Les dolmens, l’ouverture offerte au soleil levant, accompagnent ainsi chaque jour le cycle de la lumière, mort et renaissance : ils s’élèvent au sein de cette invistita pastorale, et défiant les ténèbres, sacralisent l’espace sauvage. On racontait que les ogres (l’Orcu et l’Orca, sa mère), capturés par les bergers, avaient livrés, sous la menace de mort et la promesse fallacieuse d’une vie sauve, la recette du brocciu, ce délicat petit lait caillebotté…Les perles, outillage lithique, fragments céramiques recueillis lors des fouilles indiquent une activité domestique : les vivants d’alors rendaient visite à leurs morts, leur faisaient probablement des offrandes (éléments retrouvés dans les tumulus, les coffres) et pratiquaient peut-être déjà la manghjaria, le repas funèbre…

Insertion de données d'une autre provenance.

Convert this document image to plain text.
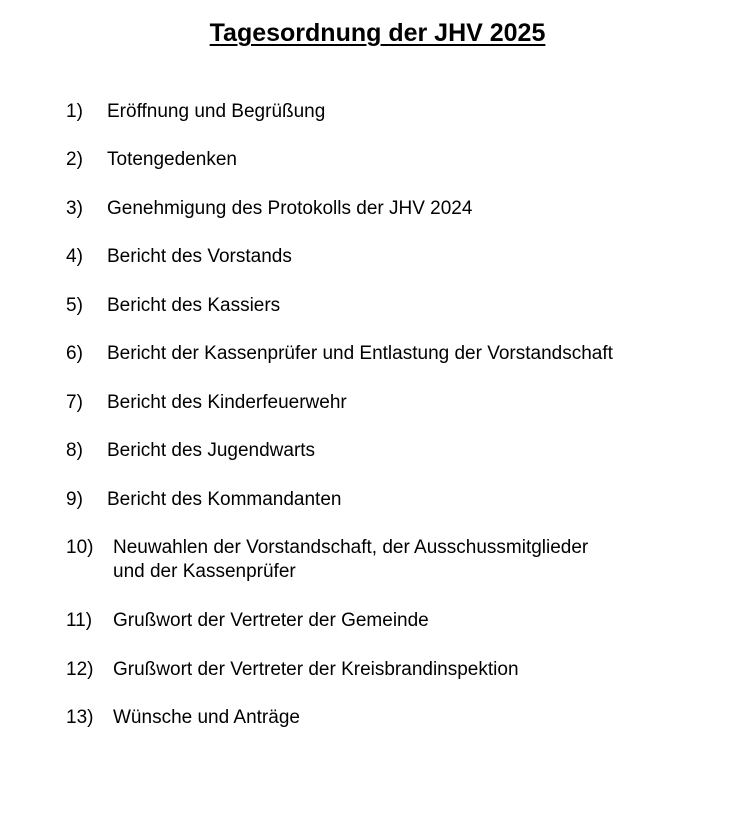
Tagesordnung der JHV 2025
1) Eröffnung und Begrüßung
2) Totengedenken
3) Genehmigung des Protokolls der JHV 2024
4) Bericht des Vorstands
5) Bericht des Kassiers
6) Bericht der Kassenprüfer und Entlastung der Vorstandschaft
7) Bericht des Kinderfeuerwehr
8) Bericht des Jugendwarts
9) Bericht des Kommandanten
10) Neuwahlen der Vorstandschaft, der Ausschussmitglieder
und der Kassenprüfer
11) Grußwort der Vertreter der Gemeinde
12) Grußwort der Vertreter der Kreisbrandinspektion
13) Wünsche und Anträge
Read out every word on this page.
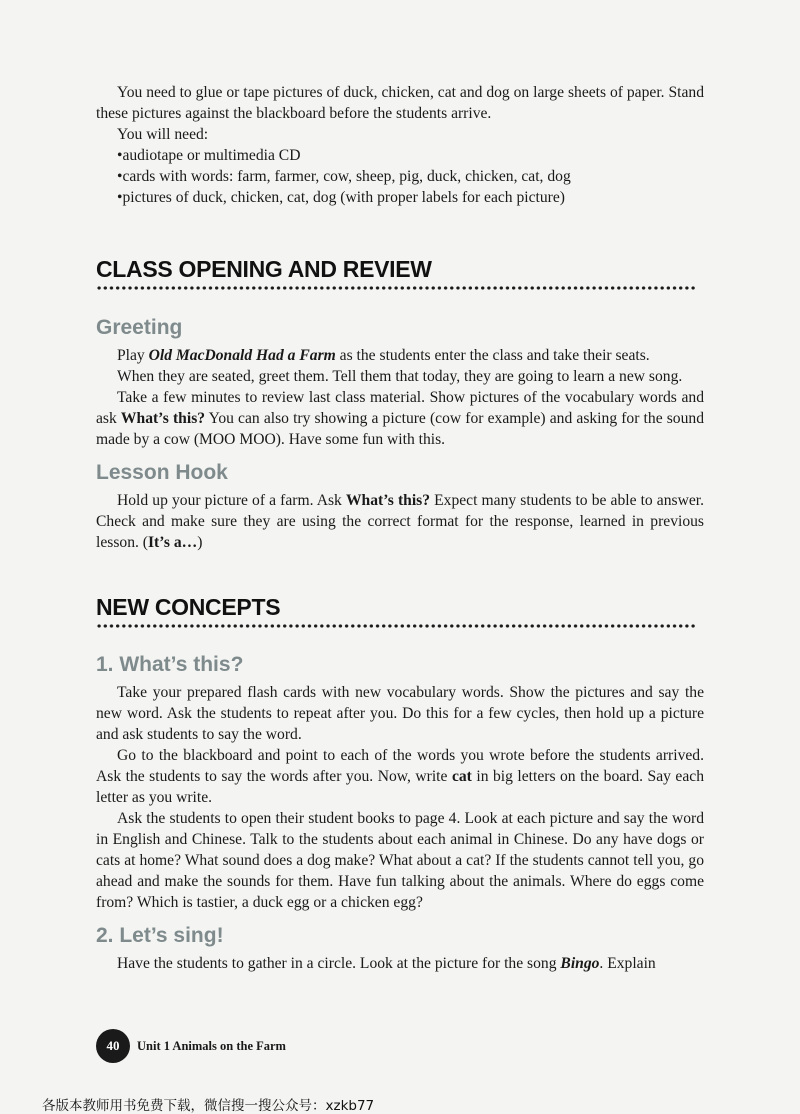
You need to glue or tape pictures of duck, chicken, cat and dog on large sheets of paper. Stand these pictures against the blackboard before the students arrive.

You will need:

• audiotape or multimedia CD
• cards with words: farm, farmer, cow, sheep, pig, duck, chicken, cat, dog
• pictures of duck, chicken, cat, dog (with proper labels for each picture)
CLASS OPENING AND REVIEW
Greeting

Play Old MacDonald Had a Farm as the students enter the class and take their seats.

When they are seated, greet them. Tell them that today, they are going to learn a new song.

Take a few minutes to review last class material. Show pictures of the vocabulary words and ask What’s this? You can also try showing a picture (cow for example) and asking for the sound made by a cow (MOO MOO). Have some fun with this.

Lesson Hook

Hold up your picture of a farm. Ask What’s this? Expect many students to be able to answer. Check and make sure they are using the correct format for the response, learned in previous lesson. (It’s a…)

NEW CONCEPTS
1. What’s this?

Take your prepared flash cards with new vocabulary words. Show the pictures and say the new word. Ask the students to repeat after you. Do this for a few cycles, then hold up a picture and ask students to say the word.

Go to the blackboard and point to each of the words you wrote before the students arrived. Ask the students to say the words after you. Now, write cat in big letters on the board. Say each letter as you write.

Ask the students to open their student books to page 4. Look at each picture and say the word in English and Chinese. Talk to the students about each animal in Chinese. Do any have dogs or cats at home? What sound does a dog make? What about a cat? If the students cannot tell you, go ahead and make the sounds for them. Have fun talking about the animals. Where do eggs come from? Which is tastier, a duck egg or a chicken egg?

2. Let’s sing!

Have the students to gather in a circle. Look at the picture for the song Bingo. Explain

40	Unit 1 Animals on the Farm
各版本教师用书免费下载，微信搜一搜公众号：xzkb77
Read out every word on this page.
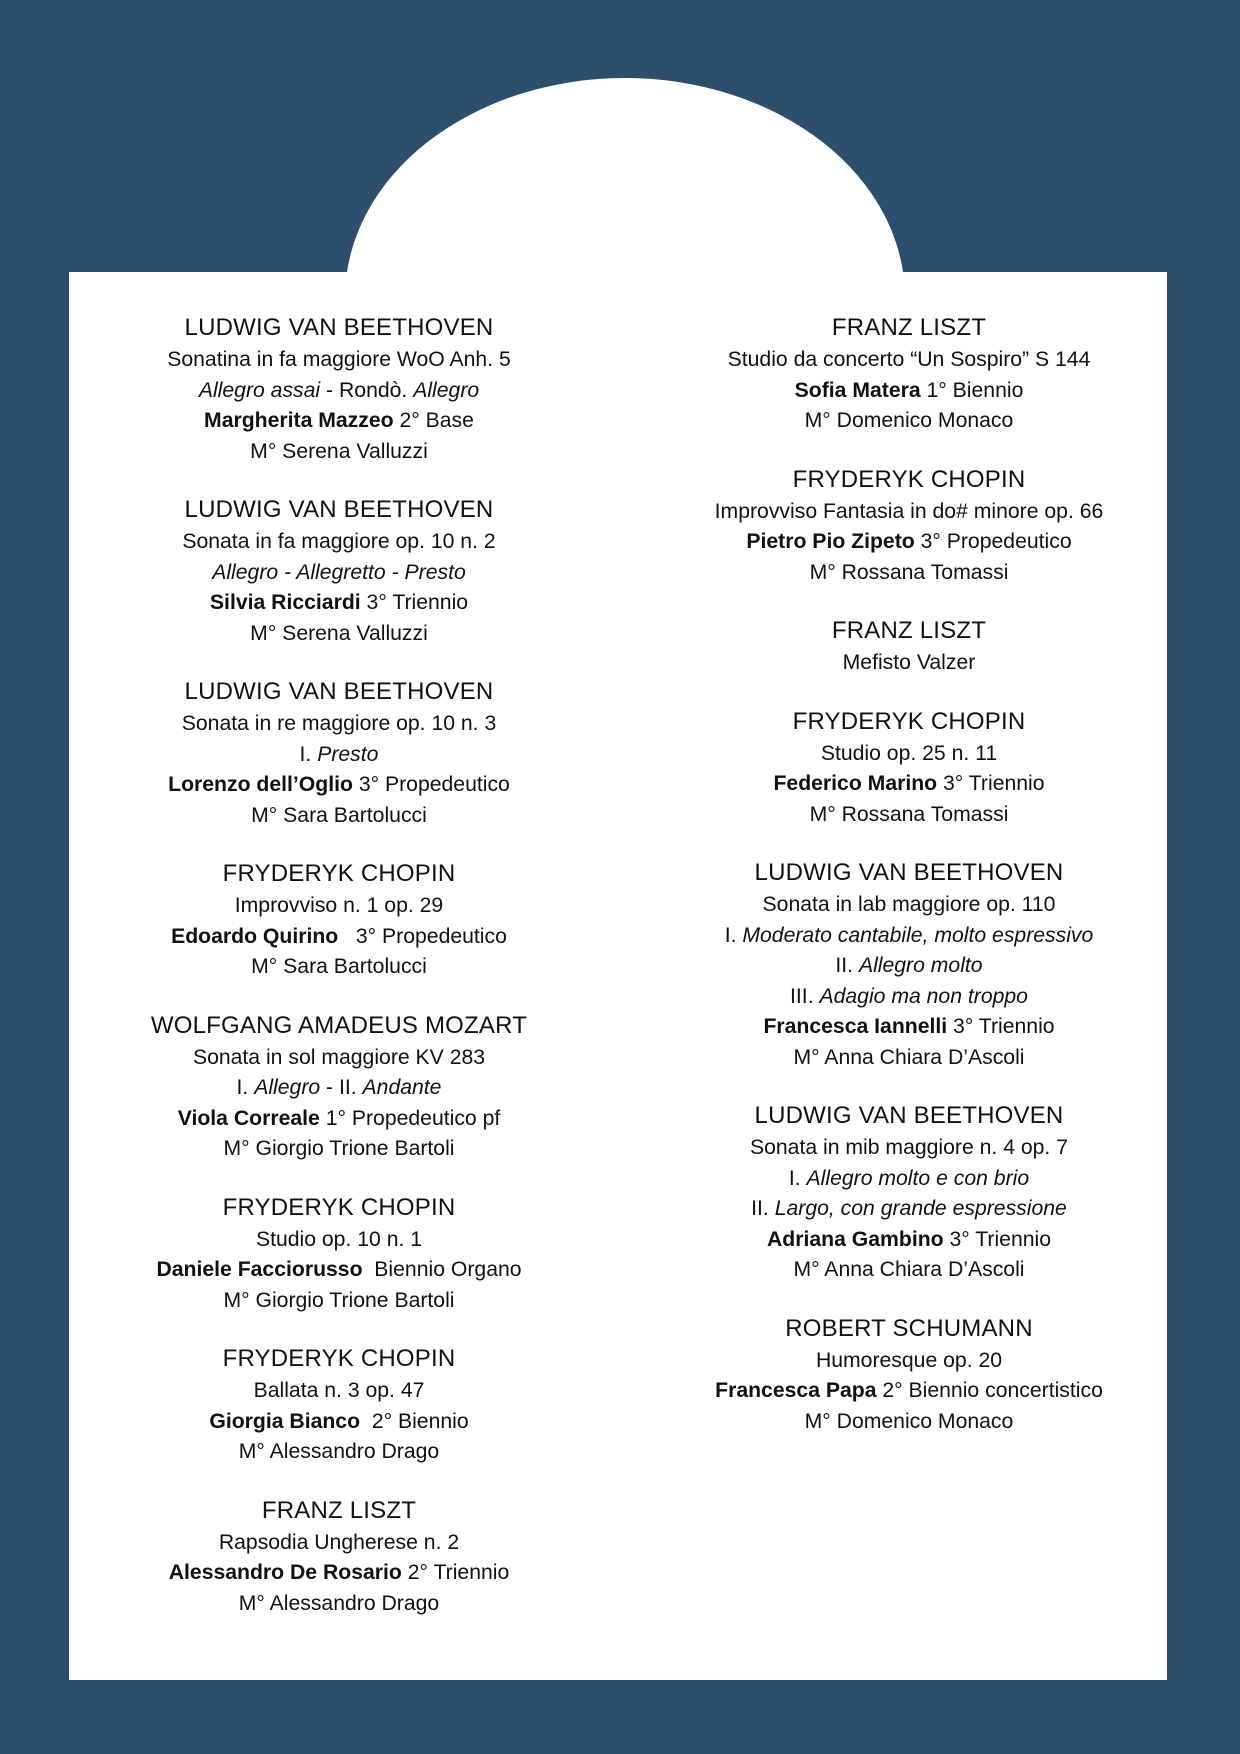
LUDWIG VAN BEETHOVEN
Sonatina in fa maggiore WoO Anh. 5
Allegro assai - Rondò. Allegro
Margherita Mazzeo 2° Base
M° Serena Valluzzi
LUDWIG VAN BEETHOVEN
Sonata in fa maggiore op. 10 n. 2
Allegro - Allegretto - Presto
Silvia Ricciardi 3° Triennio
M° Serena Valluzzi
LUDWIG VAN BEETHOVEN
Sonata in re maggiore op. 10 n. 3
I. Presto
Lorenzo dell’Oglio 3° Propedeutico
M° Sara Bartolucci
FRYDERYK CHOPIN
Improvviso n. 1 op. 29
Edoardo Quirino   3° Propedeutico
M° Sara Bartolucci
WOLFGANG AMADEUS MOZART
Sonata in sol maggiore KV 283
I. Allegro - II. Andante
Viola Correale 1° Propedeutico pf
M° Giorgio Trione Bartoli
FRYDERYK CHOPIN
Studio op. 10 n. 1
Daniele Facciorusso  Biennio Organo
M° Giorgio Trione Bartoli
FRYDERYK CHOPIN
Ballata n. 3 op. 47
Giorgia Bianco  2° Biennio
M° Alessandro Drago
FRANZ LISZT
Rapsodia Ungherese n. 2
Alessandro De Rosario 2° Triennio
M° Alessandro Drago
FRANZ LISZT
Studio da concerto “Un Sospiro” S 144
Sofia Matera 1° Biennio
M° Domenico Monaco
FRYDERYK CHOPIN
Improvviso Fantasia in do# minore op. 66
Pietro Pio Zipeto 3° Propedeutico
M° Rossana Tomassi
FRANZ LISZT
Mefisto Valzer
FRYDERYK CHOPIN
Studio op. 25 n. 11
Federico Marino 3° Triennio
M° Rossana Tomassi
LUDWIG VAN BEETHOVEN
Sonata in lab maggiore op. 110
I. Moderato cantabile, molto espressivo
II. Allegro molto
III. Adagio ma non troppo
Francesca Iannelli 3° Triennio
M° Anna Chiara D’Ascoli
LUDWIG VAN BEETHOVEN
Sonata in mib maggiore n. 4 op. 7
I. Allegro molto e con brio
II. Largo, con grande espressione
Adriana Gambino 3° Triennio
M° Anna Chiara D’Ascoli
ROBERT SCHUMANN
Humoresque op. 20
Francesca Papa 2° Biennio concertistico
M° Domenico Monaco
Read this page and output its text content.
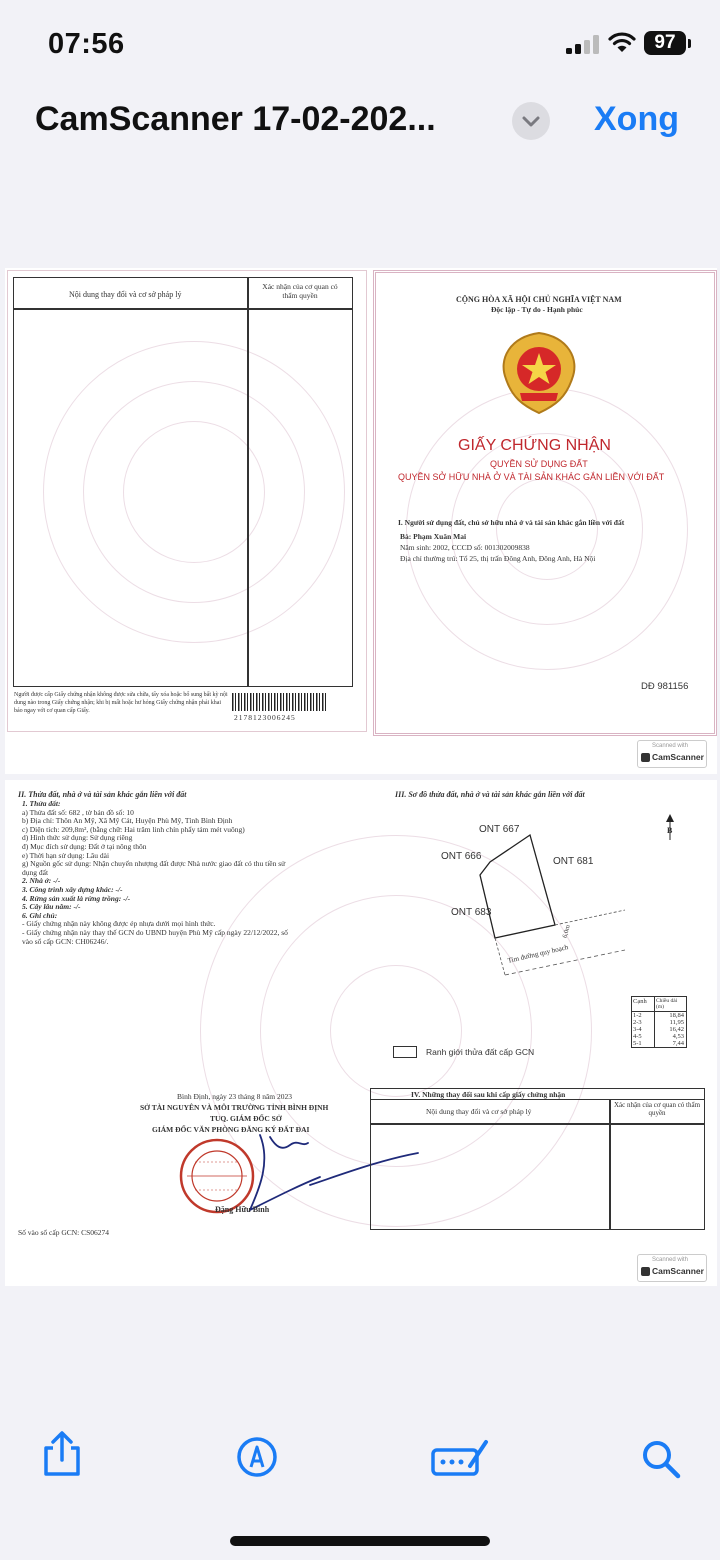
07:56	97
CamScanner 17-02-202...	Xong
Nội dung thay đổi và cơ sở pháp lý
Xác nhận của cơ quan có thẩm quyền
Người được cấp Giấy chứng nhận không được sửa chữa, tẩy xóa hoặc bổ sung bất kỳ nội dung nào trong Giấy chứng nhận; khi bị mất hoặc hư hỏng Giấy chứng nhận phải khai báo ngay với cơ quan cấp Giấy.
2178123006245
CỘNG HÒA XÃ HỘI CHỦ NGHĨA VIỆT NAM
Độc lập - Tự do - Hạnh phúc
GIẤY CHỨNG NHẬN
QUYỀN SỬ DỤNG ĐẤT
QUYỀN SỞ HỮU NHÀ Ở VÀ TÀI SẢN KHÁC GẮN LIỀN VỚI ĐẤT
I. Người sử dụng đất, chủ sở hữu nhà ở và tài sản khác gắn liền với đất
Bà: Phạm Xuân Mai
Năm sinh: 2002, CCCD số: 001302009838
Địa chỉ thường trú: Tổ 25, thị trấn Đông Anh, Đông Anh, Hà Nội
DĐ 981156
Scanned with
CamScanner
II. Thửa đất, nhà ở và tài sản khác gắn liền với đất
1. Thửa đất:
a) Thửa đất số: 682 , tờ bản đồ số: 10
b) Địa chỉ: Thôn An Mỹ, Xã Mỹ Cát, Huyện Phù Mỹ, Tỉnh Bình Định
c) Diện tích: 209,8m², (bằng chữ: Hai trăm linh chín phẩy tám mét vuông)
d) Hình thức sử dụng: Sử dụng riêng
đ) Mục đích sử dụng: Đất ở tại nông thôn
e) Thời hạn sử dụng: Lâu dài
g) Nguồn gốc sử dụng: Nhận chuyển nhượng đất được Nhà nước giao đất có thu tiền sử
dụng đất
2. Nhà ở: -/-
3. Công trình xây dựng khác: -/-
4. Rừng sản xuất là rừng trồng: -/-
5. Cây lâu năm: -/-
6. Ghi chú:
- Giấy chứng nhận này không được ép nhựa dưới mọi hình thức.
- Giấy chứng nhận này thay thế GCN do UBND huyện Phù Mỹ cấp ngày 22/12/2022, số
vào sổ cấp GCN: CH06246/.
III. Sơ đồ thửa đất, nhà ở và tài sản khác gắn liền với đất
B
ONT 667
ONT 666	ONT 681
ONT 683
Tim đường quy hoạch
6,0m
Cạnh	Chiều dài (m)
1-2	18,84
2-3	11,95
3-4	16,42
4-5	4,53
5-1	7,44
Ranh giới thửa đất cấp GCN
Bình Định, ngày 23 tháng 8 năm 2023
SỞ TÀI NGUYÊN VÀ MÔI TRƯỜNG TỈNH BÌNH ĐỊNH
TUQ. GIÁM ĐỐC SỞ
GIÁM ĐỐC VĂN PHÒNG ĐĂNG KÝ ĐẤT ĐAI
Đặng Hữu Bình
Số vào sổ cấp GCN: CS06274
IV. Những thay đổi sau khi cấp giấy chứng nhận
Nội dung thay đổi và cơ sở pháp lý
Xác nhận của cơ quan có thẩm quyền
Scanned with
CamScanner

Les premiers habitants vivaient de la chasse : de nécessité vitale, cette chasse est devenue aujourd’hui une activité privilégiée inscrite dans les gènes, l’affirmation d’une mâle attitude, le marquage et le refuge rêvé d’une société différenciée : on chasse le sanglier en compagnie, selon des codes précis, avec la conviction de donner de soi une image valeureuse, le sanglier étant censé sauvage et dangereux. Même si pour aller à la chasse, on utilise désormais les armes les plus performantes, le 4x4 et le téléphone portable. Les trophées macabres s’affichent sur les piquets des clôtures, le long des routes…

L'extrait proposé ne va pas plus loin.